Monsieur [Y] [B] a maintenu ses demandes à l’audience du 16 octobre 2024 à laquelle l’affaire a été retenue en exposant que Madame [X] [M] lui cause un trouble manifestement illicite en portant atteinte à sa vie privée et à celle de son fils par la publication sans son accord, sur son profil Facebook public, de captures d’écrans de conversations téléphoniques privées entre elle et lui, de photographies et de vidéos de lui, de photographies de son fils [Z] alors âgé de trois ans et d’informations relatives à sa vie familiale, notamment le lieu de travail de sa compagne.
Madame [X] [M] n’a pas comparu. Elle a été citée à étude. La décision étant susceptible d’appel, elle sera réputée contradictoire.

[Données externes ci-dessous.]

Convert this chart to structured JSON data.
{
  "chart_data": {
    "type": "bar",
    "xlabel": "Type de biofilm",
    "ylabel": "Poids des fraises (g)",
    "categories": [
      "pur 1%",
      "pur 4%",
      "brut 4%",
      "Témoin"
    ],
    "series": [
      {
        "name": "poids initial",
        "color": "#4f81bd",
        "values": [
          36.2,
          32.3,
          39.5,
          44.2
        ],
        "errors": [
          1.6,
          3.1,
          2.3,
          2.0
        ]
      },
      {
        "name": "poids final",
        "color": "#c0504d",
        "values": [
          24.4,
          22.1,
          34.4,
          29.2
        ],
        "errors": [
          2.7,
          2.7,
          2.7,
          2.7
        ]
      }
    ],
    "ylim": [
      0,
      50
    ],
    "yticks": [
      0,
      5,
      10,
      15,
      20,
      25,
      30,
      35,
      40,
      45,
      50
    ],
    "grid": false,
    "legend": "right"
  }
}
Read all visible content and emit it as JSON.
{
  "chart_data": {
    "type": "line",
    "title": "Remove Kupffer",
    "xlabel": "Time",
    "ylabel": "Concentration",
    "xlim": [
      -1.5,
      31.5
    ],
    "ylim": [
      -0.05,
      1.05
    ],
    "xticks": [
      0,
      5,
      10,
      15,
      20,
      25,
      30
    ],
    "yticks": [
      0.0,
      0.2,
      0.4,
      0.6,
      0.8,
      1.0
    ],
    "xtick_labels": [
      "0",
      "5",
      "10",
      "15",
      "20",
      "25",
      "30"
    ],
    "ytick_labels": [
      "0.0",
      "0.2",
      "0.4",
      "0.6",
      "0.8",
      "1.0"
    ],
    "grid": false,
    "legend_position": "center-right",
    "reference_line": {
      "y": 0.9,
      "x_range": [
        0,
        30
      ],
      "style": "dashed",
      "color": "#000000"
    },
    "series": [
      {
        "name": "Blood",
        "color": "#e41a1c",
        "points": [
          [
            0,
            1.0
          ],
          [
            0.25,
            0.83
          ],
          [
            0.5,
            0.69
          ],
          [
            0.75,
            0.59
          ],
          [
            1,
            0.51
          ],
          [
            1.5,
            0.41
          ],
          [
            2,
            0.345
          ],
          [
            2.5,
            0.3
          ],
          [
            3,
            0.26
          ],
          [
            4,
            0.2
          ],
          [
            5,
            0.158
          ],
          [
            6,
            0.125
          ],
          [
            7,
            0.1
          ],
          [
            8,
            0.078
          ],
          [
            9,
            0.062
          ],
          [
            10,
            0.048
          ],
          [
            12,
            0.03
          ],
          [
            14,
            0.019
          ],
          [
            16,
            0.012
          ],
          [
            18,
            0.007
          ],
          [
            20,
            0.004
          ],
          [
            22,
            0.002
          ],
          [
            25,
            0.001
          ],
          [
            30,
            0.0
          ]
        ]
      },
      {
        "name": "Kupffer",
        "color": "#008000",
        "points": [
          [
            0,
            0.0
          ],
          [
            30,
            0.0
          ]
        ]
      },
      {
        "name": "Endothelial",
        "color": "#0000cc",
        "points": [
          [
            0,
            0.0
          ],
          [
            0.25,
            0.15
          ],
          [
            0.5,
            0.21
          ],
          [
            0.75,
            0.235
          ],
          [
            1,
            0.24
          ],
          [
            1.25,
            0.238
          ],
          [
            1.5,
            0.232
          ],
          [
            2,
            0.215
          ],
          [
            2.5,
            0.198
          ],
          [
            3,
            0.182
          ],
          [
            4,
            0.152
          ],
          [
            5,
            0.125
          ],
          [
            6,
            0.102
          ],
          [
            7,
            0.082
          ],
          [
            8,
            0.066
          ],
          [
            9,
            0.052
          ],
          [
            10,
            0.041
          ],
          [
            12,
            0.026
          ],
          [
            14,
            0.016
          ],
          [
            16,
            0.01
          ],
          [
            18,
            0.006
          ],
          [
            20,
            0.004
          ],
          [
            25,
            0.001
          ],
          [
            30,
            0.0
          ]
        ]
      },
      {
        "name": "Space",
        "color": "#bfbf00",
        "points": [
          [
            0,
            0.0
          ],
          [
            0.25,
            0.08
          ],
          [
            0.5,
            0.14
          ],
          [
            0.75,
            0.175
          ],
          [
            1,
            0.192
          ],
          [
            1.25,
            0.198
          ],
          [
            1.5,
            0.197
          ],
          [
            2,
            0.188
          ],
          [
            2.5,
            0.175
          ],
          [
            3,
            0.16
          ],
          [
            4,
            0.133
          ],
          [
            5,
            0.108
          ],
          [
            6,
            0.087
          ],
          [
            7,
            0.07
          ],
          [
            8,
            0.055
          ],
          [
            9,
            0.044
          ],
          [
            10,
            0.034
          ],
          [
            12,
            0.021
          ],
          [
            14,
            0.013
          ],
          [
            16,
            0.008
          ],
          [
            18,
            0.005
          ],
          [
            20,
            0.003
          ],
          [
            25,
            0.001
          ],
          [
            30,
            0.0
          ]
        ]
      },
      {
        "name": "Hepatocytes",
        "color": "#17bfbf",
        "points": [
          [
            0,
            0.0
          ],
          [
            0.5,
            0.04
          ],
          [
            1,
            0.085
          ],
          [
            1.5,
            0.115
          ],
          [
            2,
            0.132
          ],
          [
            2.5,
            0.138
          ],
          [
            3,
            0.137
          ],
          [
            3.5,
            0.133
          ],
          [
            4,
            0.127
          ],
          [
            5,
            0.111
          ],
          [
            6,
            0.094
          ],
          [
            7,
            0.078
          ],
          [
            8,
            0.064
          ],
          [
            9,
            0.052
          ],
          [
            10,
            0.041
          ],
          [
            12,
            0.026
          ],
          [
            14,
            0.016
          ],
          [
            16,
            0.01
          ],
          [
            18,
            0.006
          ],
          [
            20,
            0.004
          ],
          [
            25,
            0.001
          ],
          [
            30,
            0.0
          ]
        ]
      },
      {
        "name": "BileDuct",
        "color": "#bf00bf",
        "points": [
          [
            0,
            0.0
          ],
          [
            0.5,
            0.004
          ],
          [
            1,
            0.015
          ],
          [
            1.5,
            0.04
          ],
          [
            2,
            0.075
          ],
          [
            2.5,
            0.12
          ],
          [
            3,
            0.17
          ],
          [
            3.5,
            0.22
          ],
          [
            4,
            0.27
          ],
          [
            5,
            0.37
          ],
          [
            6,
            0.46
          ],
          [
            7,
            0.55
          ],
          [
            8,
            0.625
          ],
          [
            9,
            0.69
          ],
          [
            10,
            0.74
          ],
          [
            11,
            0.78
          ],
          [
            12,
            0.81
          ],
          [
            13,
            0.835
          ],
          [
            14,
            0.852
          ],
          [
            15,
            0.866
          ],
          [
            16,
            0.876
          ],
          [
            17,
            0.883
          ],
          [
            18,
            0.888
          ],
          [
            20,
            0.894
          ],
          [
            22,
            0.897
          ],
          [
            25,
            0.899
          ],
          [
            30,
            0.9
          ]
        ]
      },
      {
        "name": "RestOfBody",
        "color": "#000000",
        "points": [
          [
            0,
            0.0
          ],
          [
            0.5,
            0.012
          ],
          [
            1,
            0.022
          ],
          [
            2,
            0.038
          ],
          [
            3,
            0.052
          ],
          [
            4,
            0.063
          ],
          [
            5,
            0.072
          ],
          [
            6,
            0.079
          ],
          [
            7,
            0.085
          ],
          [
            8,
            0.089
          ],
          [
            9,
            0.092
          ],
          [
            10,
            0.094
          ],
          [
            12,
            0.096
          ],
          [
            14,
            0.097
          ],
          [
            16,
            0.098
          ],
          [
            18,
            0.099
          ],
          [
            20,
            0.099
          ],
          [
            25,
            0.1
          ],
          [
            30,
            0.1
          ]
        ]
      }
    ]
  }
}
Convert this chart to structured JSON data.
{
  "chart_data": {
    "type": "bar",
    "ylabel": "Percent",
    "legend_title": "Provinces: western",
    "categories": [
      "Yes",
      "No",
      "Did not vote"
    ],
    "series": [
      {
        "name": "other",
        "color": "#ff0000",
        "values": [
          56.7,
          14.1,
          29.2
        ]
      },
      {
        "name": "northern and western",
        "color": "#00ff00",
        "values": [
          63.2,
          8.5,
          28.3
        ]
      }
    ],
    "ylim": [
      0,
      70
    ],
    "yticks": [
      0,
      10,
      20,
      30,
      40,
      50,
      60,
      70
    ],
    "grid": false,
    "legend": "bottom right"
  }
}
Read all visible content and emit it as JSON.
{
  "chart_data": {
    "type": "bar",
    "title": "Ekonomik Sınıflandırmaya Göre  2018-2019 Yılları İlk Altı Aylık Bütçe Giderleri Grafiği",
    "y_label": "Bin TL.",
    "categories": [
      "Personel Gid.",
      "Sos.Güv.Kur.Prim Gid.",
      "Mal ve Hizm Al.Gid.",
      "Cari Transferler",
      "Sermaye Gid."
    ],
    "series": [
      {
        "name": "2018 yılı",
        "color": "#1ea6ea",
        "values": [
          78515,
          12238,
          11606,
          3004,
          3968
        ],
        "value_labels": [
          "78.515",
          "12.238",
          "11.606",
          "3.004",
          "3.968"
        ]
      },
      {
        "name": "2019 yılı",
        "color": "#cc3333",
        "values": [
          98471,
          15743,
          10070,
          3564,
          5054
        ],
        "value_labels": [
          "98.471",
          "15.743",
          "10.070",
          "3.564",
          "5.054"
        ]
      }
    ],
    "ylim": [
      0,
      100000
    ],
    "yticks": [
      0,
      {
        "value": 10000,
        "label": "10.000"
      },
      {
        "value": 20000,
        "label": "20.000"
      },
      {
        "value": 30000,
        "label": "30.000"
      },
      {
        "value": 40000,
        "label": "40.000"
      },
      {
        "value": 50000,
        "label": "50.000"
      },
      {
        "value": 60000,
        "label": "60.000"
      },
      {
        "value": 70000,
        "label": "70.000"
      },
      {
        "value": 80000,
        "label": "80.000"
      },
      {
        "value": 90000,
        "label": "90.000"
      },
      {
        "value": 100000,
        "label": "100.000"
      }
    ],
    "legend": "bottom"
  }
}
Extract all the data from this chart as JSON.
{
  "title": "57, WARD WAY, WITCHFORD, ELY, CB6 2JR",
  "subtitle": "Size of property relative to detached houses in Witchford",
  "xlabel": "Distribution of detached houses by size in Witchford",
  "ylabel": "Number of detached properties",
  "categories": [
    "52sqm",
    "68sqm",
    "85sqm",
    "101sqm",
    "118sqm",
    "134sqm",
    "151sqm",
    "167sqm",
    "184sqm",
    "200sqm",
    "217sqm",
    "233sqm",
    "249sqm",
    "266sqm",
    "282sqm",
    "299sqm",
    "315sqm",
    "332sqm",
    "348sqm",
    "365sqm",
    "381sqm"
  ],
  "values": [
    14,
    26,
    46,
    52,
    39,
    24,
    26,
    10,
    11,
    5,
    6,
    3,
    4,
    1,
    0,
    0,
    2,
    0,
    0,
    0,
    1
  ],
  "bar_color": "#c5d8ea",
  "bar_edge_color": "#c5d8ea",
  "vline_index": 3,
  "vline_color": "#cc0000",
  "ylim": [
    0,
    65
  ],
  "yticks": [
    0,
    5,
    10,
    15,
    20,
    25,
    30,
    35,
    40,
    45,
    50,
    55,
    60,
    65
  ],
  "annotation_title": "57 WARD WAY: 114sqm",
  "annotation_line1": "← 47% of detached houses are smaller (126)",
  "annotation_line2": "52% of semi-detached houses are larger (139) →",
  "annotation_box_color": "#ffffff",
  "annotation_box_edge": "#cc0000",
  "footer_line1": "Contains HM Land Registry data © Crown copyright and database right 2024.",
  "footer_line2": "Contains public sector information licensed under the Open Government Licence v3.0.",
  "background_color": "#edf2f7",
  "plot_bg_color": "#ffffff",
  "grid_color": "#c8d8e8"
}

L’affaire a été mise en délibéré au 6 novembre 2024.
MOTIFS DE LA DECISION
En application de l’article 472 du code de procédure civile, lorsque le défendeur ne comparaît pas, le juge ne fait droit à la demande que dans la mesure où il l’estime régulière, recevable et bien fondée.
Le premier alinéa de l’article 835 du code de procédure civile permet au président du tribunal judiciaire, même en présence d’une contestation sérieuse, de prescrire en référé les mesures conservatoires ou de remise en état qui s’imposent, soit pour prévenir un dommage imminent, soit pour faire cesser un trouble manifestement illicite.
L’article 9 du code civil et l’article 8 de la Convention européenne de sauvegarde des droits de l’homme et des libertés fondamentales prévoient que toute personne a droit au respect de sa vie privée.
La diffusion, sur un réseau social public, d’informations relatives à la vie privée d’une personne sans son consentement, est en principe interdite en application de ces dispositions, et constitue alors un trouble manifestement illicite au sens du premier alinéa de l’article 835 du code de procédure civile précité.
Selon l’article 9 du code de procédure civile, il incombe toutefois à chaque partie de prouver conformément à la loi les faits nécessaires au succès de sa prétention.
En l’espèce, il ne ressort d’aucune des pièces versées aux débats que le compte Facebook « Ta Da » est un compte utilisé par Madame [X] [M], ni que les informations diffusées sur ce compte sont publiques et donc accessibles à tous.
La preuve du trouble manifestement illicite allégué par le requérant n’étant pas rapportée, il ne pourra pas y avoir lieu à référé sur les demandes de Monsieur [Y] [B], présentées tant en son nom personnel qu’en sa qualité de représentant légal de son fils mineur [Z] [B].
En application de l’article 696 du code de procédure civile, Monsieur [Y] [B], qui succombe, conservera la charge des dépens.
En considération de l’équité, ses demandes fondées sur l’article 700 du code de procédure civile seront rejetées.
PAR CES MOTIFS
Le président, statuant par ordonnance réputée contradictoire et en premier ressort, mise à disposition au greffe le jour du délibéré après débats en audience publique,
Disons n’y avoir lieu à référé sur les demandes de Monsieur [Y] [B], présentées tant en son nom personnel qu’en sa qualité de représentant légal de son fils mineur [Z] [B],
Laissons les dépens à la charge de Monsieur [Y] [B],
Rejetons la demande de Monsieur [Y] [B] fondée sur l’article 700 du code de procédure civile.